As an example, consider the Klein-Gordon equation: $$(\partial_t^2 - \Delta + m^2)\psi = 0. \tag{1}$$ In physics one usually starts with an ansantz of plane wave solutions so begin by writing $\psi$ as an inverse Fourier transform: $$\psi(x,t) = \int \frac{1}{(2\pi)^3} e^{ip\cdot x} \hat{\psi}(p,t) dp. \tag{2}$$ After substituting (2) into (1) one gets $$(\partial_t^2 + \omega_p^2) \hat{\psi} = 0$$ where $\omega_p^2 = p^2 + m^2$. Solving the above with the assumption that $\psi$ must real one gets $$\psi = \frac{1}{(2\pi)^{3/2}} \int A(p)e^{-i(\omega_pt + p\cdot x)} + A^*(-p)e^{i(\omega_p t + p \cdot x)} dp \tag{3}$$ where $A(p)$ is a function and $A^*$ its complex conjugate.
Now in quantum field theory one does what's known as second quantization where the function $A$ above is replaced by an operator, $A \rightarrow \hat{A}$. Thus (3) is now an operator valued: $$\psi = \frac{1}{(2\pi)^{3/2}} \int \hat{A}(p)e^{-i(\omega_pt + p\cdot x)} + \hat{A}^*(-p)e^{i(\omega_p t + p \cdot x)} dp \tag{4}$$ where $\hat{A}^*$ is now the adjoint of $\hat{A}$.
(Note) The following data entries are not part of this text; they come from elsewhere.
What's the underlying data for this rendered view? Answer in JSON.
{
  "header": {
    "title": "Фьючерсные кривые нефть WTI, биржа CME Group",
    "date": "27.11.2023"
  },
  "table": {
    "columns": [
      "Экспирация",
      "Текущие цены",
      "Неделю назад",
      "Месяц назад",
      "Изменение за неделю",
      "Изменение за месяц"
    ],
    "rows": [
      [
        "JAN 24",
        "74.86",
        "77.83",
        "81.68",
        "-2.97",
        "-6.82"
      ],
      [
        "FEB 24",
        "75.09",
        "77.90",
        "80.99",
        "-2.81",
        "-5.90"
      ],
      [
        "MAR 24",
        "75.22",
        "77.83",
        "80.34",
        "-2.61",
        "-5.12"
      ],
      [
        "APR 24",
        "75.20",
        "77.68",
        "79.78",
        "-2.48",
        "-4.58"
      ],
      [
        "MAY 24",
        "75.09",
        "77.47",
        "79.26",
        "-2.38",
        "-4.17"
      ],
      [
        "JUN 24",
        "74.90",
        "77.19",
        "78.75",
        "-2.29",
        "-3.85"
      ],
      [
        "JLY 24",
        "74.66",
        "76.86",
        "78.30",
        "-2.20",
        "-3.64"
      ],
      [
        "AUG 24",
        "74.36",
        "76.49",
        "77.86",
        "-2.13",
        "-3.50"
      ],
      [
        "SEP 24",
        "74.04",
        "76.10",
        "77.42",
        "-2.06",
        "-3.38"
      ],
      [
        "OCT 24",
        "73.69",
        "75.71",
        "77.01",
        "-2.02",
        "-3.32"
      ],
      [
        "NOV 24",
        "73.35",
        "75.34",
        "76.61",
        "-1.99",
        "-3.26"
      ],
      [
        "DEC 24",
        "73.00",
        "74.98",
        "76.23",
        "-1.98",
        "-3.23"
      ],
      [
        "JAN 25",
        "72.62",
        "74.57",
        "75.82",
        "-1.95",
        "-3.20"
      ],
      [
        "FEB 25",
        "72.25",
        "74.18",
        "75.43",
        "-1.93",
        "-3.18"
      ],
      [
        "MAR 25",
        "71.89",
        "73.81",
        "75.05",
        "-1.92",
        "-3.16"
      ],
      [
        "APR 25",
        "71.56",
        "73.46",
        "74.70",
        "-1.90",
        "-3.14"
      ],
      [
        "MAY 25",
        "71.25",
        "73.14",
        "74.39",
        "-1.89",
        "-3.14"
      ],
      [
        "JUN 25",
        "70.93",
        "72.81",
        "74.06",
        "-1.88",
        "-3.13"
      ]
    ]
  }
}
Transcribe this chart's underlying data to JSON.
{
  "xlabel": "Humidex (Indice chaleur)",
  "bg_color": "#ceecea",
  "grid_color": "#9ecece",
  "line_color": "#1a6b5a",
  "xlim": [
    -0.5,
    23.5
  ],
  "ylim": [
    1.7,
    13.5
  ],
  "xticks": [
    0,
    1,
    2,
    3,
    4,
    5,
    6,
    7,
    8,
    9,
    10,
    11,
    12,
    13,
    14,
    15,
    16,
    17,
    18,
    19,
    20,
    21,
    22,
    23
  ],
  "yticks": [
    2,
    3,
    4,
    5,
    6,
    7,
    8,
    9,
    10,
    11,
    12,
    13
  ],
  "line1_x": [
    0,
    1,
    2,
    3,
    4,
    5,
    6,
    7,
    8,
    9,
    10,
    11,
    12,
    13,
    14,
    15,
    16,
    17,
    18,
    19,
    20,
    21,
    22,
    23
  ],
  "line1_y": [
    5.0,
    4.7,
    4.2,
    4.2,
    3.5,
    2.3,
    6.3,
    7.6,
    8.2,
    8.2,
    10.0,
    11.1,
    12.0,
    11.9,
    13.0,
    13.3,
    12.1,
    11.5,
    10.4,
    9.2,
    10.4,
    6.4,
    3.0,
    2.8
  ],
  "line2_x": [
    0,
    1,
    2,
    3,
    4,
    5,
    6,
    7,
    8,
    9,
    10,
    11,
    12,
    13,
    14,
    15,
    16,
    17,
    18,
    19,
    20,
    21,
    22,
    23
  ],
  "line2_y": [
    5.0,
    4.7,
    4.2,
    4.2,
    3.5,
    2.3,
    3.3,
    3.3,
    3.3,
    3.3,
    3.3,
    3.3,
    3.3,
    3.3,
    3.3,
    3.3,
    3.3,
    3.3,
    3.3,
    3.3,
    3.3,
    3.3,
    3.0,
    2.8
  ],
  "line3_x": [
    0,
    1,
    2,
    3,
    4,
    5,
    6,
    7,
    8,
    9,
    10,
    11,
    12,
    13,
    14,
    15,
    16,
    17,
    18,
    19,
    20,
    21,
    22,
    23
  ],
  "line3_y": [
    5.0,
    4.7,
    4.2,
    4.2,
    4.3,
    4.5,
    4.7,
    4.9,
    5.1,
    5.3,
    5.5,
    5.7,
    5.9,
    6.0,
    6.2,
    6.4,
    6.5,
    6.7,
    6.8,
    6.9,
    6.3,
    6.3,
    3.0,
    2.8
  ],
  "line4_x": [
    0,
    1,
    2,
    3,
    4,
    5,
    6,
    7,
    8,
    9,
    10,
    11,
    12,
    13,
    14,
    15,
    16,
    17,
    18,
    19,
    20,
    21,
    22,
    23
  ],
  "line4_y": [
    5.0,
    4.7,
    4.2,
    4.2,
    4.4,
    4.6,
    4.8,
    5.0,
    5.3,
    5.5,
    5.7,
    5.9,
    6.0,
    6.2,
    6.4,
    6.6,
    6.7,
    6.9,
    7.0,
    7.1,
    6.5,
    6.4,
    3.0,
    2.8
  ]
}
Expressions like (4) are very common in physics and I am trying to make mathematical sense of them. I am aware that for this all to technically work out $\psi$ actually has to be an operator-valued distribution. But putting that issue aside for now, is there any proper mathematical meaning to (4)? I am only aware of operators being involved with integrals when we use the functional calculus where we have something of the form $$f(A) = \int_{\sigma(A)} f dP$$ where $dP$ is some projection-valued measure and $f$ some nice function. But in (4) we are integrating over all of $\mathbb{R}^n$ with what seems to be the ordinary Lebesgue measure so how can one make sense of it?